Some of the most important measures in the Flemish Region include: financial support for electricity generation from renewable energy sources (RES) in the energy supply sector; financial incentives are foreseen for the rational use of energy (RUE) and RES in the residential, commercial and agricultural sector (incl. glasshouse cultivation); imposition of energy and indoor requirements (Energy Performance Decree standard) to tertiary and industrial buildings; covenants to reduce N2O emissions from nitric acid production and caprolactam industry; reform of the road fund tax and the tax on entry into service of road vehicles (Ecoscore); the improvement and promotion of public transport and the promotion of bicycle use.

 

Brussels-Capital Region

Many measures to reduce the emissions coming from the residential and tertiary buildings - which are at the origin of approximately 70 % of the greenhouse gas emissions in Brussels -Capital Region - have been taken. In addition to the implementation of the directive 2002/91/CE on energy performance of buildings, these measures relate, for example, to the training of specialists in the energy management of buildings, creation of services of information and conceptual assistance for professionals and inhabitants (energy saving, renewable energies, cogeneration), the concept of tools aiding in decision-making regarding energy savings, calls for projects for exemplary buildings (eco-construction or energy), support of actions of energy management at the local level. Many financial incentives for the realisation of investments with regard to insulation, improvement of energy performances and development of renewable energies have also been developed.
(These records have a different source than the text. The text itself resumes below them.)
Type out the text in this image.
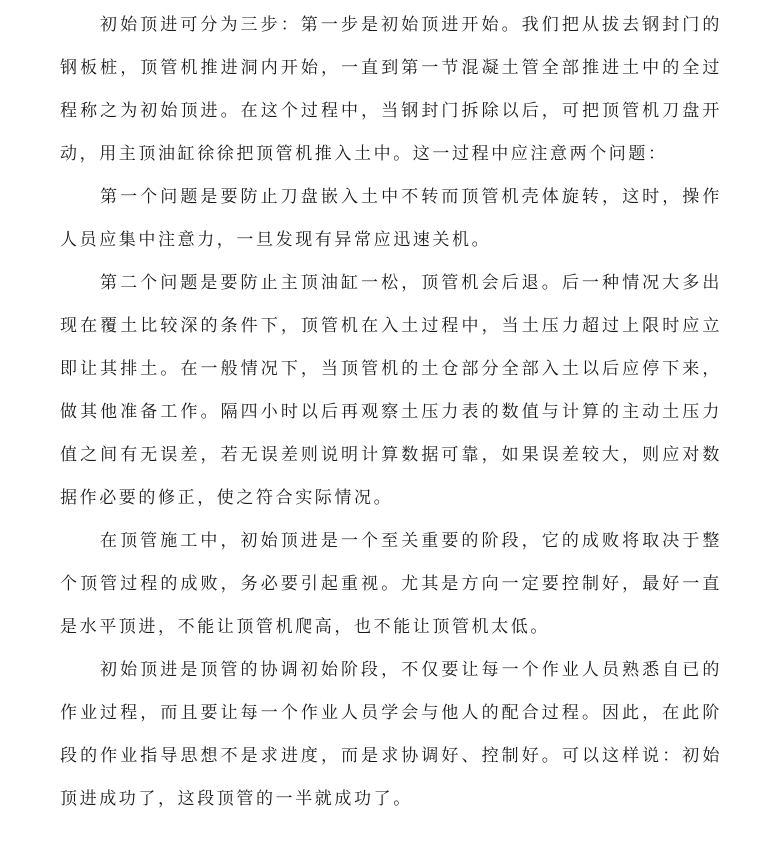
初始顶进可分为三步：第一步是初始顶进开始。我们把从拔去钢封门的钢板桩，顶管机推进洞内开始，一直到第一节混凝土管全部推进土中的全过程称之为初始顶进。在这个过程中，当钢封门拆除以后，可把顶管机刀盘开动，用主顶油缸徐徐把顶管机推入土中。这一过程中应注意两个问题：

第一个问题是要防止刀盘嵌入土中不转而顶管机壳体旋转，这时，操作人员应集中注意力，一旦发现有异常应迅速关机。

第二个问题是要防止主顶油缸一松，顶管机会后退。后一种情况大多出现在覆土比较深的条件下，顶管机在入土过程中，当土压力超过上限时应立即让其排土。在一般情况下，当顶管机的土仓部分全部入土以后应停下来，做其他准备工作。隔四小时以后再观察土压力表的数值与计算的主动土压力值之间有无误差，若无误差则说明计算数据可靠，如果误差较大，则应对数据作必要的修正，使之符合实际情况。

在顶管施工中，初始顶进是一个至关重要的阶段，它的成败将取决于整个顶管过程的成败，务必要引起重视。尤其是方向一定要控制好，最好一直是水平顶进，不能让顶管机爬高，也不能让顶管机太低。

初始顶进是顶管的协调初始阶段，不仅要让每一个作业人员熟悉自已的作业过程，而且要让每一个作业人员学会与他人的配合过程。因此，在此阶段的作业指导思想不是求进度，而是求协调好、控制好。可以这样说：初始顶进成功了，这段顶管的一半就成功了。
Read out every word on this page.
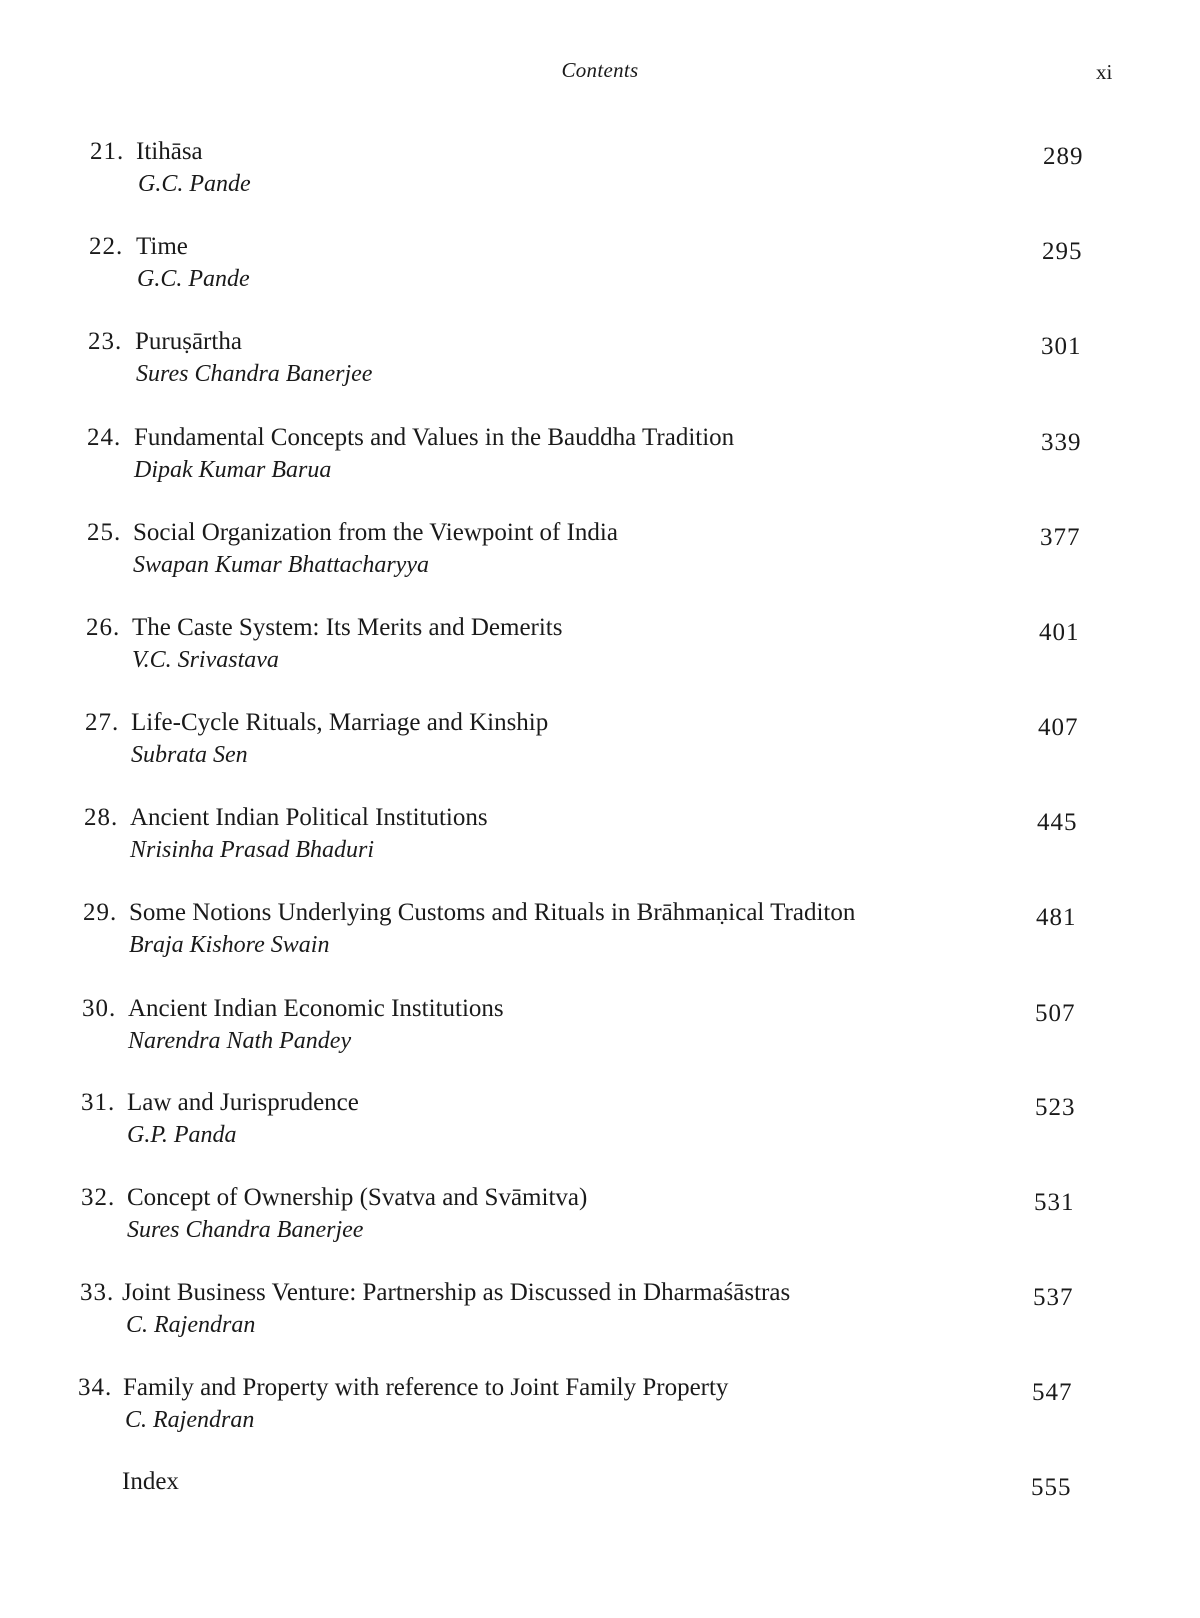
Contents	xi
21. Itihāsa
G.C. Pande
289
22. Time
G.C. Pande
295
23. Puruṣārtha
Sures Chandra Banerjee
301
24. Fundamental Concepts and Values in the Bauddha Tradition
Dipak Kumar Barua
339
25. Social Organization from the Viewpoint of India
Swapan Kumar Bhattacharyya
377
26. The Caste System: Its Merits and Demerits
V.C. Srivastava
401
27. Life-Cycle Rituals, Marriage and Kinship
Subrata Sen
407
28. Ancient Indian Political Institutions
Nrisinha Prasad Bhaduri
445
29. Some Notions Underlying Customs and Rituals in Brāhmaṇical Traditon
Braja Kishore Swain
481
30. Ancient Indian Economic Institutions
Narendra Nath Pandey
507
31. Law and Jurisprudence
G.P. Panda
523
32. Concept of Ownership (Svatva and Svāmitva)
Sures Chandra Banerjee
531
33. Joint Business Venture: Partnership as Discussed in Dharmaśāstras
C. Rajendran
537
34. Family and Property with reference to Joint Family Property
C. Rajendran
547
Index	555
The transport sector is also the object of many measures relating in particular to management of parking, development and implementation of transportation plans for companies and big events, development and promotion of public transport and other alternatives to the car or measures against the most polluting vehicles, etc. Partial internalisation of external costs of transport is also being studied together with the other two regions.

An integrated plan ’Energy-Air-climate 2010-2020‘ is currently under development.

 

Walloon Region

The Walloon Air-Climate plan was adopted by the Walloon Government on 15 March 2007. It contains a series of quantitative objectives and 104 actions for all sectors aiming to reduce air pollution and help in the fight against global warming for 2020. In January 2009, EUR236 million were dedicated to the implementation of certain measures of the Walloon Air-Climate plan. Most of the measures involve public authorities, the tertiary sector, land use management and transports. Some actions are aimed at the residential sector, agriculture, forestry, energy and industry, the latter having already achieved a great deal as part of branch agreements and the ’Emissions Trading’ system. The actions which have been defined are mainly geared towards: 1) research, technological innovation and studies of alternative solutions, 2) promotion of cleaner production and consumption (subsidies granted by the government of the Walloon Region for reducing energy consumption or using renewable energy, revision of the automobile tax system…), 3) information and awareness-raising among professionals and private individuals, 4) the example set by public authorities (transport, buildings management etc.), and 5) planning, management and evaluation of tools (insulation standards, sectoral conditions, emissions quotas etc.).

A study on adaptation to climate change is underway and the results will guide the development of the Walloon future plan for adaptation to climate change.